**Why [was] this Web Page Black?**
This page is a protest against new laws which weaken the right of free speech for residents of the United States.
The recently passed Telecommunications Act of 1996 makes a wide variety of speech illegal on the Internet. It doesn't matter if this speech takes place in public forums, wide broadcast media, or private conversation - any and all of these formats can can lead to hundreds of thousand of dollars in fines, as well as jail time. Worse yet, the law only vaguely defines many of the offenses, leaving it up to local jurisdictions to interpret the law.
What is illegal?
To start with, it's illegal to discuss how or where one can get an abortion. Further, anything which can be defined as "indecent" or "patently offensive" by community standards is illegal. Finally, words of the sort which are no longer allowed on broadcast television are no longer allowed on the Internet - even if they are used in a private conversation between consenting adults.
Can I be prosecuted?
The amount of material on the Internet and the vagueness of the new law make it hard to tell who can be prosecuted, but a better question to ask is who will be prosecuted. Is it illegal to post nude pictures? How about to send email with curse words to a friend? Sections of the bible discuss how to get an abortion, and books that you can get in any bookstore may or may not be deemed obscene depending on what jurisdiction they are viewed from.
Perhaps the worst part of this law is that it does not establish any harder guidelines than "indecency" and "community standards." This leaves the door wide open for someone in another part of the country to extradite and prosecute you for material that is perfectly legal in your own neighborhood. This makes it even harder to know ahead of time whether you will be violating the law or not.
Why was the law passed?
Supporters of the law claim that it is necessary to protect children from child pornographers.
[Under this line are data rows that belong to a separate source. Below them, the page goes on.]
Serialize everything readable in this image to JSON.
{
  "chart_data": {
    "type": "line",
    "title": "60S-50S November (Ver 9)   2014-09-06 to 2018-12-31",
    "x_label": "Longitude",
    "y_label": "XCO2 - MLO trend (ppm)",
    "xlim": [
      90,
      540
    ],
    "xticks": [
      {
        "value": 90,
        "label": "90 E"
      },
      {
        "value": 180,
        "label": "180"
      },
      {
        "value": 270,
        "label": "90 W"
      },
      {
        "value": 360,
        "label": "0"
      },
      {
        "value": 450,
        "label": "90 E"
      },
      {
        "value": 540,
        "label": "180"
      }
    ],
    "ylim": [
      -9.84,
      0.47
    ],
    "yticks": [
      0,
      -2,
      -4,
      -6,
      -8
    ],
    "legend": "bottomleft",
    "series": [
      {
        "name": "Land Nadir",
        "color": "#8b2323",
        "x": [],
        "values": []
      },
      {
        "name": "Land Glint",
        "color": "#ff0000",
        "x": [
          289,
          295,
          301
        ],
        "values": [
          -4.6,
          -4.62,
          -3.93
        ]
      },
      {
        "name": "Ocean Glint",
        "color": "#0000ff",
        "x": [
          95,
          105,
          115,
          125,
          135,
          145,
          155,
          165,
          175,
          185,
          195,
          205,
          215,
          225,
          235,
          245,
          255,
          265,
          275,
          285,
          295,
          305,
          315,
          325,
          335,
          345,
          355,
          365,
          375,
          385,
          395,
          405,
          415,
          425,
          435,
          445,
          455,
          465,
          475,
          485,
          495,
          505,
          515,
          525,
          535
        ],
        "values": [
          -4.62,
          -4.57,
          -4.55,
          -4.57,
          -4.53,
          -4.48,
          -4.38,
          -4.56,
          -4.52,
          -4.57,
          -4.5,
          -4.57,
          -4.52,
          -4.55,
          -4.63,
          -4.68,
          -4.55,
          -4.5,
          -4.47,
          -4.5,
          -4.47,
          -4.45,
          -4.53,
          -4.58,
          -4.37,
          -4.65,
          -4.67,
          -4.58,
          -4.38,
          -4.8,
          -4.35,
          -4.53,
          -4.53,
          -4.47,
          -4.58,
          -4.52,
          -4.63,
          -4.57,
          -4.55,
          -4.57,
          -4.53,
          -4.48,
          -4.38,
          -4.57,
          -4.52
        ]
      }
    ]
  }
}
However, this law does nothing more to protect children than existing laws already did, but restricts the free speech rights of consenting adults much more than ever before.
The fact that this law applies to online communications is especially relevant - the law's supporters have pitched the law as applying to broadcast style media (such as a web site, or similarly, a TV station), while the law has its most severe effect on personal communication. If the Internet is the future of public and private communication, then this law has a lot more relevance to society than what it supposedly does to prevent child pornography.
Consider the clause regarding information about abortion - the Internet is a safe, anonymous and easy way to get information. However, it is no longer legal to discuss where or how one can get an abortion, and many groups that provide family planning services and medical information are now being censored.
Is this law legal?
The bill passed both houses of congress and was signed into law by President Bill Clinton - it is legal and binding. Several civil rights groups have sued to overturn the law, but this does not mean that their suits will succeed. While the first ammendment says that congress shall make no law abridging the right to free speech, this does not mean that the courts will side one way or the other on the issue.
The Department of Justice has stated that they will not prosecute until there is a court decision on the legality of the law, but that does not mean that smaller jurisdictions cannot prosecute, nor does it mean that the Department of Justice will not prosecute in the future. It is an election year right now, it is not clear what the executive branch will want to prosecute next year.
It can happen here.
This law changes the rules of society for everyone who uses the Internet or online services and sets a bad precedent for politicians to control what you can and cannot say. Ignoring the problem won't go away, and letting this law stay on the books will only lead to more censorship of politically unpopular speech. The only way to prevent this sort of law in the future is to send a clear mandate to our politicians to never pass this kind of law again.
It's easy to think that oppression and censorship will not happen in the US - after all, it hasn't happened before, and the people passing this law aren't tyrants, just misguided - but just because it hasn't happened yet doesn't mean it won't. Most oppressive regimes are controlled by people who believe they are doing the best for society, and all oppressive regimes control the speech of their citizens.
What can I do? Write letters to your senators and representatives urging them to vote for new bills which will overturn the censorship measures of the Telecommunications Act. Talk to your friends and neighbors about the act, and how it censors everyone without doing anything more to protect children. Practice civil disobedience. Print out this document and pass it around. Become politically involved in your local government elections, and make it clear to candidates that you consider free speech to be a very important issue.